Überleben von Patienten mit EGFR-Mutationen verlängerte sich um zwei Jahre
Wie wichtig eine individuelle Diagnostik und Therapie ist, konnte das Netzwerk Genomische Medizin an der Uniklinik Köln zeigen. In der größten Studie ihrer Art führten die Forscher in den Jahren 2010 bis 2013 eine sorgfältige molekulardiagnostische Untersuchung der Gewebeproben von etwa 5.000 Lungenkrebspatienten aus Nordrhein-Westfalen durch. Die Studie ergab, dass die Patienten, die auf Basis der genetischen Diagnose eine personalisierte Therapie erhalten hatten, erheblich davon profitierten.
„Bei Patienten, deren Tumoren sich durch sogenannte EGFR-Mutationen oder ALK-Translokationen auszeichnen, hat sich die Überlebensrate im Vergleich zur klassischen Chemotherapie sogar verdreifacht“, berichtet der Leiter des Netzwerks Prof. Dr. Reinhard Büttner und Direktor der Pathologie an der Uniklinik Köln. Die Studie konnte für Patienten mit EGFR-Mutationen ein 24 Monate längeres Überleben mit dem personalisierten Therapieverfahren nachweisen, für ALK waren es circa 15 Monate. „Daraus leitet sich für uns ab, die molekulare Diagnostik künftig bei der Diagnosesicherung unbedingt zu berücksichtigen. Da wir auch bei anderen Tumor-Erkrankungen ähnliche Erkenntnisse gewonnen haben, werden wir die genetischen Untersuchungen schon bald auf alle Krebspatienten ausweiten“, sagt Prof. Dr. Jürgen Wolf, Ärztlicher Leiter des onkologischen Spitzenzentrums an der Uniklinik Köln, der zusammen mit Büttner das Netzwerk leitet.
Netzwerk ermöglicht Gentypisierung des Tumorgewebes
Entscheidend für den Erfolg bei der personalisierten Therapie im Bereich Lungenkrebs sei der Aufbau eines großen Netzwerkes gewesen, meint Wolf. Nur so habe man den zum Teil schwer kranken Patienten eine personalisierte Therapie schnell zukommen lassen können. „Zum anderen müssen wir die Patienten mit seltenen genetischen Veränderungen auch erst einmal identifizieren“, so Wolf. Und das könne nur eine große hoch spezialisierte Pathologie leisten.
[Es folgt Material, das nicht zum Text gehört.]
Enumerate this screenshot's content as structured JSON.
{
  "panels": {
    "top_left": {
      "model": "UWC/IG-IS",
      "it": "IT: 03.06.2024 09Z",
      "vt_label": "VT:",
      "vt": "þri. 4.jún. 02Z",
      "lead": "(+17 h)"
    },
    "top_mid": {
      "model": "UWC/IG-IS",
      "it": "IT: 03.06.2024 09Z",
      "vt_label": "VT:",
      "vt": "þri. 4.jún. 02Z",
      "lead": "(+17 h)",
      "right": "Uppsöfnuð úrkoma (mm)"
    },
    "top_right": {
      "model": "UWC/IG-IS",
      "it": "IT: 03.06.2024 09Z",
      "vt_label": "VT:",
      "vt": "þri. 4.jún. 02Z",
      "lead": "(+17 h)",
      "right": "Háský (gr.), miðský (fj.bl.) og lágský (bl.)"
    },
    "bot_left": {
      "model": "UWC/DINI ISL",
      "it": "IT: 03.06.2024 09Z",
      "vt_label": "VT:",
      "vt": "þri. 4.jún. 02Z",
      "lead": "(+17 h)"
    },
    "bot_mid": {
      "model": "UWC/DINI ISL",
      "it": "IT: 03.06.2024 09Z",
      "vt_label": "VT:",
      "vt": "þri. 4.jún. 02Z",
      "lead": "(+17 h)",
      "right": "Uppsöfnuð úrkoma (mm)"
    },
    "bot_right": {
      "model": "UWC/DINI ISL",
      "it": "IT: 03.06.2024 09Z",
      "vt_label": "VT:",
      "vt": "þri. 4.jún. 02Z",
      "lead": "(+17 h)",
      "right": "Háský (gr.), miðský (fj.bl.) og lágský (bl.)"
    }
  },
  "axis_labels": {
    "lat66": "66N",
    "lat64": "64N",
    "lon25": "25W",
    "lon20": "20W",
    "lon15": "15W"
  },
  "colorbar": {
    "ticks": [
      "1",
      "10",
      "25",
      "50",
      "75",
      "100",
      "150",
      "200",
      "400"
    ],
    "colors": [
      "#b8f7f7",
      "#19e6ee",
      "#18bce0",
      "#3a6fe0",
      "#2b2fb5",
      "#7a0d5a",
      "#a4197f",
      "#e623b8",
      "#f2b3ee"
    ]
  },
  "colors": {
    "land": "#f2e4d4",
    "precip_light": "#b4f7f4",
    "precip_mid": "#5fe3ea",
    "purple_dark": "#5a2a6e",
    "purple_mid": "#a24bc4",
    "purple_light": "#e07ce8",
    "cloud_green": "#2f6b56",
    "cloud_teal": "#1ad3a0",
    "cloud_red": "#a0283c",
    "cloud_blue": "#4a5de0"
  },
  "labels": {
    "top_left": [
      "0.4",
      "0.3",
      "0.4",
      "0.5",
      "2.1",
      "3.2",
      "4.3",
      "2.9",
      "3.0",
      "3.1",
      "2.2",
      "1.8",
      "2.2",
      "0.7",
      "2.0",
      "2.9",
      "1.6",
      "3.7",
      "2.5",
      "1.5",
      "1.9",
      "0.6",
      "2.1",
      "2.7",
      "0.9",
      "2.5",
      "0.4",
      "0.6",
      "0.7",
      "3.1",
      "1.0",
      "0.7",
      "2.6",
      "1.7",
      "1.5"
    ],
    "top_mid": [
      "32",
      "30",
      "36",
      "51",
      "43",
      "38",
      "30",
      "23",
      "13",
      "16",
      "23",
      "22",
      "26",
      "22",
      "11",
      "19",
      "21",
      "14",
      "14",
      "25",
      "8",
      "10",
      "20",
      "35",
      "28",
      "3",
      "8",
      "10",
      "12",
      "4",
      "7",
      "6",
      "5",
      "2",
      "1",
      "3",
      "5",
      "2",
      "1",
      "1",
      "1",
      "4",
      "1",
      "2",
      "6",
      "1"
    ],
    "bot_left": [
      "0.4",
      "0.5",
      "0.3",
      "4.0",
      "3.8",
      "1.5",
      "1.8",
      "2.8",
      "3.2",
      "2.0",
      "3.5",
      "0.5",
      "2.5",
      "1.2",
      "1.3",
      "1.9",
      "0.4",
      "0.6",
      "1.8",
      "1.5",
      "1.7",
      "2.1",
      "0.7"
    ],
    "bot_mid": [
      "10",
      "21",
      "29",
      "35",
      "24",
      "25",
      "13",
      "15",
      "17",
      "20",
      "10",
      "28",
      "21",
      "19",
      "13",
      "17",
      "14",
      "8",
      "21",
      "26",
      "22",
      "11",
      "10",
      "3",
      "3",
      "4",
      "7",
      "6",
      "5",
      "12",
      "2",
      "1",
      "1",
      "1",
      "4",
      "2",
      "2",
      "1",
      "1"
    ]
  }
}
In dem Netzwerk arbeiten mittlerweile rund 50 Kliniken und Onkologen aus ganz Deutschland zusammen. Die Pathologie an der Uniklinik Köln übernimmt dabei die genetische Analyse des Tumorgewebes und berät die behandelnden Ärzte auch bei der Therapieempfehlung, etwa welche Medikamente oder entsprechende klinische Studien verfügbar sind. Rund 3.500 Gewebeproben von Lungenkrebspatienten werden in Köln mittlerweile jedes Jahr untersucht - dies entspricht rund sieben Prozent aller neuen Lungenkrebserkrankungen in Deutschland. Ein Aufwand, der sich offenbar lohnt und daher seit 2011 mit Mitteln des Landes Nordrhein-Westfalen gefördert wird. Inzwischen übernimmt die AOK Rheinland/Hamburg als erste gesetzliche Krankenversicherung in Deutschland die Kosten für die aufwändige Diagnostik.
Wenn sich dieser Tage Krebsmediziner aus aller Welt beim 50. Kongress der American Society of Clinical Oncology (ASCO) in Chicago treffen, werden auch die Erkenntnisse aus Deutschland Gesprächsthema sein. Im Oktober hatten die Studiendaten bereits auf dem weltgrößten Lungenkrebskongress im australischen Sydney für Aufsehen gesorgt.